Mark Mayerson

Writer, Cartoonist, Sculptor

Animation and Theatre
(June 19, 2008)

I'm visiting family in New York and last night I had the pleasure of seeing The Bully Pulpit, a play based on the life of Theodore Roosevelt, written and performed by Michael O. Smith. In animation, as our work appears on screens, it seems natural to look to movies for inspiration. However, there's a lot to be said for learning from performers on a stage. Let's not forget that the first animated hit, Gertie the Dinosaur, was based on vaudeville animal acts.

Smith's play has a single set and he is the only performer in it. Roosevelt, on the occasion of his 60th birthday, relates the story of his life to the audience. Along the way, he evokes his parents, wives, children, friends and political contemporaries.

The play has a 10 minute intermission, but for roughly 45 minutes in each act, Smith has to hold the audience's attention for the play to succeed. The vast majority of animated shots are less than 15 seconds long. Imagine the challenge of maintaining a character for 45 minutes without the benefit of camera placement, cutting or editing. How can this possibly work?

It works because of shared experiences. We don't live in Roosevelt's time and the specifics of the bric-a-brac that surrounds him are increasingly alien to us. However, we all have family, we all fall in love, we all have ambition, successes, failures, friends and enemies. By concentrating on Roosevelt's emotional responses to these things, we are able to understand him. We might not respond as Roosevelt does, but his responses are believable based on our own experience of the world.

This emotional arc is what we respond to. It's the difference between drama and a dull recitation of facts (and one reason why students often find history boring). A performance, live or animated, needs to arise from a character's emotional responses. Character consistency comes from the responses expressing a particular point of view, which adds up to what we call "personality."

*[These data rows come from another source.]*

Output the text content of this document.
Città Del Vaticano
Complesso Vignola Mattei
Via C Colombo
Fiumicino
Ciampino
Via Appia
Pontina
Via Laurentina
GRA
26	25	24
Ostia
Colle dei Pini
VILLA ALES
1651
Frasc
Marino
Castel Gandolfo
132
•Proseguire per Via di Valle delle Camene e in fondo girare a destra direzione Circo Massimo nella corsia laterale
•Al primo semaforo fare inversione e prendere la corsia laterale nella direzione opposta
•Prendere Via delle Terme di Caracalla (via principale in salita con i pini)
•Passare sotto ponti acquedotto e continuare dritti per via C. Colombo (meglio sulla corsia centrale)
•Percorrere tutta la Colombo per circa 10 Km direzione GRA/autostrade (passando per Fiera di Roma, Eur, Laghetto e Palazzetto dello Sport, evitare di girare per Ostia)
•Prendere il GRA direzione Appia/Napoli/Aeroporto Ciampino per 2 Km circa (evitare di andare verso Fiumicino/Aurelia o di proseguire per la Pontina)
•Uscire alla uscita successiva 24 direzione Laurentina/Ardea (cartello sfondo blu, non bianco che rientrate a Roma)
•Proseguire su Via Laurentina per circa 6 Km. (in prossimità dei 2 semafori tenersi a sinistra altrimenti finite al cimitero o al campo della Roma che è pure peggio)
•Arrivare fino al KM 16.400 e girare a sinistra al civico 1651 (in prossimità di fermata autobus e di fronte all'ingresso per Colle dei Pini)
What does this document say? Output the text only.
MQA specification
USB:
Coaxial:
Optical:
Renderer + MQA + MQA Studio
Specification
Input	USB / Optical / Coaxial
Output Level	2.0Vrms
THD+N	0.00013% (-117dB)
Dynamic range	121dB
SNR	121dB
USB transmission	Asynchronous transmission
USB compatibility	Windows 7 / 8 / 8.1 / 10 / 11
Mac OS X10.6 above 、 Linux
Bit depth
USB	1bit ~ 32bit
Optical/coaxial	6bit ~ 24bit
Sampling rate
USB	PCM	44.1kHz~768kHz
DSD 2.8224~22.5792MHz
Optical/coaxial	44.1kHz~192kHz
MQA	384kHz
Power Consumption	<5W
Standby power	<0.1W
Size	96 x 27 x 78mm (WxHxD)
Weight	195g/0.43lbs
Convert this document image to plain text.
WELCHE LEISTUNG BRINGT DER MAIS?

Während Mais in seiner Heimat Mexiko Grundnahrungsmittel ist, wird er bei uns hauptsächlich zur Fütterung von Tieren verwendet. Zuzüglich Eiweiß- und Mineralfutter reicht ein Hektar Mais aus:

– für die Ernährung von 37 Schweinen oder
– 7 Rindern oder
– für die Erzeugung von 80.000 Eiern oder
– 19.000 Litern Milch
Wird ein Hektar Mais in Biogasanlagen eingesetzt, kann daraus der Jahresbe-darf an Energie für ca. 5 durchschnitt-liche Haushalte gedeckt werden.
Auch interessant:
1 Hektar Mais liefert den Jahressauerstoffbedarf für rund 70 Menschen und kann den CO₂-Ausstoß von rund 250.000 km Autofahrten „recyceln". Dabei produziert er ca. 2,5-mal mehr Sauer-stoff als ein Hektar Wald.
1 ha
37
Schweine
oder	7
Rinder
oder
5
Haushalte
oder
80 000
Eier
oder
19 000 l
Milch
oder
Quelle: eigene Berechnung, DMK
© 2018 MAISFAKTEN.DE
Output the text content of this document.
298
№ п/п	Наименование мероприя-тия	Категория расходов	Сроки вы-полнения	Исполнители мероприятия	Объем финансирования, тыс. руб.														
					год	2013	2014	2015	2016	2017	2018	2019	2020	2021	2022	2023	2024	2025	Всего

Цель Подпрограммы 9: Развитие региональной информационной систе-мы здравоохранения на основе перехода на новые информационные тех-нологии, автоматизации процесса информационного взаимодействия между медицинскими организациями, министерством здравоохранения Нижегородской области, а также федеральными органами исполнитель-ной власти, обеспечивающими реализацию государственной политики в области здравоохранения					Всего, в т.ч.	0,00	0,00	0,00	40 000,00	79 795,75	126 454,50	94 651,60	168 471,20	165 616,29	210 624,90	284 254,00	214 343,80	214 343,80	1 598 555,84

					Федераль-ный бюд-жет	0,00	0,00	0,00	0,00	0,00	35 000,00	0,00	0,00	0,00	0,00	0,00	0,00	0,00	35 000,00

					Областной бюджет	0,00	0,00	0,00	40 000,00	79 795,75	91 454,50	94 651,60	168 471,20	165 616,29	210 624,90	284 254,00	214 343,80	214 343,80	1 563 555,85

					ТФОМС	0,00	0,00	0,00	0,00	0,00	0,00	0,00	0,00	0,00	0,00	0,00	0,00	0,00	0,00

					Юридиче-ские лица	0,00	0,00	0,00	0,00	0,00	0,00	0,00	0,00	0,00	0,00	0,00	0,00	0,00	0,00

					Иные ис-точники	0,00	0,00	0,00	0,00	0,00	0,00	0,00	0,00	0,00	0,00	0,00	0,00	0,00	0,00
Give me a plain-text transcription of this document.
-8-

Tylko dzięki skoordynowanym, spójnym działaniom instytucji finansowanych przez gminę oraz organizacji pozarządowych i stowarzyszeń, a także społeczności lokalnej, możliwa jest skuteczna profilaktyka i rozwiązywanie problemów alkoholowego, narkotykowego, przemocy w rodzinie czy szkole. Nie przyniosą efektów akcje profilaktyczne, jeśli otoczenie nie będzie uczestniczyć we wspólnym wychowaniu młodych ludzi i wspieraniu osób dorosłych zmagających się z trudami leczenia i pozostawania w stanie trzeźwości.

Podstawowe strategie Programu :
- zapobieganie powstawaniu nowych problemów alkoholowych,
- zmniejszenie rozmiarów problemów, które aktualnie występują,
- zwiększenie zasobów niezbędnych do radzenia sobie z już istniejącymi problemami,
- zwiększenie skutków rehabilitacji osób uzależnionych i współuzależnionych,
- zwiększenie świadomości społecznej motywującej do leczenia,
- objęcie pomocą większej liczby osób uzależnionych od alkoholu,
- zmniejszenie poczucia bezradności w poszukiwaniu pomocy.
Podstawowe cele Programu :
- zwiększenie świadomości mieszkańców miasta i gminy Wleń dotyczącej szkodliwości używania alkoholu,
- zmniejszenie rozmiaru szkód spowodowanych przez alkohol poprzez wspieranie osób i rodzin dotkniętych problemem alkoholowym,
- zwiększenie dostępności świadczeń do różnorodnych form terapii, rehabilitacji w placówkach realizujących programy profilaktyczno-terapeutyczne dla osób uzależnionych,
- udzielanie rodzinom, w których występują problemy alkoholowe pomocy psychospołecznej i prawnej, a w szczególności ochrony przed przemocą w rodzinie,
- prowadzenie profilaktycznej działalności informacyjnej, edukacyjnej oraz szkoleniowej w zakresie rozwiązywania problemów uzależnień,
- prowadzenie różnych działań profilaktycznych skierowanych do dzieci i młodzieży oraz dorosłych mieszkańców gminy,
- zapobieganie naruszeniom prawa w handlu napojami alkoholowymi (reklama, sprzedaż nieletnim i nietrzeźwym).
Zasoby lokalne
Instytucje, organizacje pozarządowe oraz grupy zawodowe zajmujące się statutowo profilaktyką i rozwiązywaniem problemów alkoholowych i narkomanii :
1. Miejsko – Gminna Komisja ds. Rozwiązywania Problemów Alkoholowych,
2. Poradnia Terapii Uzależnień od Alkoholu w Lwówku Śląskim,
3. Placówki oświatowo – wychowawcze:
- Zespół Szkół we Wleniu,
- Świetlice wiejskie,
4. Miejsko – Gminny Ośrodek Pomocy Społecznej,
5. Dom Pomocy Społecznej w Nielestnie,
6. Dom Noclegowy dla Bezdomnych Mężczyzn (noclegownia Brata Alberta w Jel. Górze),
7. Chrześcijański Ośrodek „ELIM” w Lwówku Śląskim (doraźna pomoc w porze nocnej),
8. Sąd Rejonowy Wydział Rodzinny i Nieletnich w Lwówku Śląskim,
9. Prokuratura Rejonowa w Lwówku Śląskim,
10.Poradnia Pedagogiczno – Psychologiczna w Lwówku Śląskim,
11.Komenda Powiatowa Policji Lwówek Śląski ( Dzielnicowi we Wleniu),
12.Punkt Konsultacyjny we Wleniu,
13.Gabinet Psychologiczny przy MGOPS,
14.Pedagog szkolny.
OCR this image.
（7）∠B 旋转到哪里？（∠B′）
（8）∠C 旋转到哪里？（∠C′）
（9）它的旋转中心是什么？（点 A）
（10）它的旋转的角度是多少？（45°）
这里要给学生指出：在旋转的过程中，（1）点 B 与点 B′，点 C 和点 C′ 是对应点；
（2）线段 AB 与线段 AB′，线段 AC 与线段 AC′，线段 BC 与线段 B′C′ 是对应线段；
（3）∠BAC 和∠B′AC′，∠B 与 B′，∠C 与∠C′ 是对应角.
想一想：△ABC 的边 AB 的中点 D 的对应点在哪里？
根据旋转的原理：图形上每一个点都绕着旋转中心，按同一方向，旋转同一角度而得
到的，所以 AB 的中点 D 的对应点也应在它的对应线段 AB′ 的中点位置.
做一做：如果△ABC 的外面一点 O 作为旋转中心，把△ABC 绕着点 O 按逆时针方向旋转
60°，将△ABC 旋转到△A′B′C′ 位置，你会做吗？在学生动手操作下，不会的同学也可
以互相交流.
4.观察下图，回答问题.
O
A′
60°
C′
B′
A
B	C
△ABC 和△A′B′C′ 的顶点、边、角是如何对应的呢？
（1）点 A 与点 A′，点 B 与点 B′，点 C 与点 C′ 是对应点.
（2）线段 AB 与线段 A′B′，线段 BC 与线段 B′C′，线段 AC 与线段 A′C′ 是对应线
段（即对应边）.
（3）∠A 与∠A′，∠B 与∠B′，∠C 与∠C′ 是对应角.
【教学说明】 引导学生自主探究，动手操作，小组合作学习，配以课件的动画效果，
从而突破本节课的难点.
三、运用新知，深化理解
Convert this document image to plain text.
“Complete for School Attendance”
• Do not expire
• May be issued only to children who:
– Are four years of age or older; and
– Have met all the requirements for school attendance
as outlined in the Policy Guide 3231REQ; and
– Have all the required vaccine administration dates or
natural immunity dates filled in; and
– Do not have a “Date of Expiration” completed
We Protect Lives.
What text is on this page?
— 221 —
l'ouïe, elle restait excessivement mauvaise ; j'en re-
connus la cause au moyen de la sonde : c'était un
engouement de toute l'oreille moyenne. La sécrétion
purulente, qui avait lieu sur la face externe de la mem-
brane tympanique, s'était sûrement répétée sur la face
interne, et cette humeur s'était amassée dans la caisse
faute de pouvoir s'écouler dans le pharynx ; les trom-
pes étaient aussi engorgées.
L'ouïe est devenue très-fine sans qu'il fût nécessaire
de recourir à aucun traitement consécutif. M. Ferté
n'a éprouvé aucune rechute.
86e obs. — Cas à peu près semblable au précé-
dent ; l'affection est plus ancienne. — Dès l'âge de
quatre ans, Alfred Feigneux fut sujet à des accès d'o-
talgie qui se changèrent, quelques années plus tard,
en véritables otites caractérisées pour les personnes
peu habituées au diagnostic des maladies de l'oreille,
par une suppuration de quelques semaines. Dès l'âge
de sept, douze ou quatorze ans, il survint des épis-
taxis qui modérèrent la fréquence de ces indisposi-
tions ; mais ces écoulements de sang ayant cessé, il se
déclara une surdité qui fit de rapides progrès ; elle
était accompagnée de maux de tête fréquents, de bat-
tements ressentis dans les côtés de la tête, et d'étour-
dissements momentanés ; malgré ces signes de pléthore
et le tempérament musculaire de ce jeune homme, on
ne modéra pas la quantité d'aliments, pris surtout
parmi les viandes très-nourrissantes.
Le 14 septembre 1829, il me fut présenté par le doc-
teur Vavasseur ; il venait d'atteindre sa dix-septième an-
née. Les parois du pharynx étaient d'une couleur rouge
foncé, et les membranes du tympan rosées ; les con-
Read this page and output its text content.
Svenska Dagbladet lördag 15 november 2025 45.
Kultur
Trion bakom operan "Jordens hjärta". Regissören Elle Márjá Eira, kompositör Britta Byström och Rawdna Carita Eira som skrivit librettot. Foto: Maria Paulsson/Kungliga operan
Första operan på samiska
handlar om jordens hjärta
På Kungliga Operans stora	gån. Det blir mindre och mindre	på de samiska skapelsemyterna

A one-performer, one-set play is about as stripped down as you can get, forcing the performer to rely on the foundation of what storytelling is all about: people. We have a fundamental need to share our thoughts and experiences and are curious to compare them to the thoughts and experiences of others. It's why we're social animals. An isolated person (a prisoner, a shut-in) is doubly isolated because whatever the person experiences can't be shared.

Movies often confuse genre with subject. Movies think they're about adventure or suspense or romance. Within animation, we're bombarded with the mantra "story, story, story." Yet all genres and stories are about one thing - people - and we often allow ourselves as creators and audience members to be distracted from the only thing that really matters.

A camera and editing are tools to dress things up, but the one-performer play proves that they're not necessary. An actor on a stage is all that's needed to hold an audience's attention. If you can, see a one-performer play live and marvel at what an actor is capable of in the most austere circumstances. Then ask yourself how many animated performances live up to what you've just witnessed.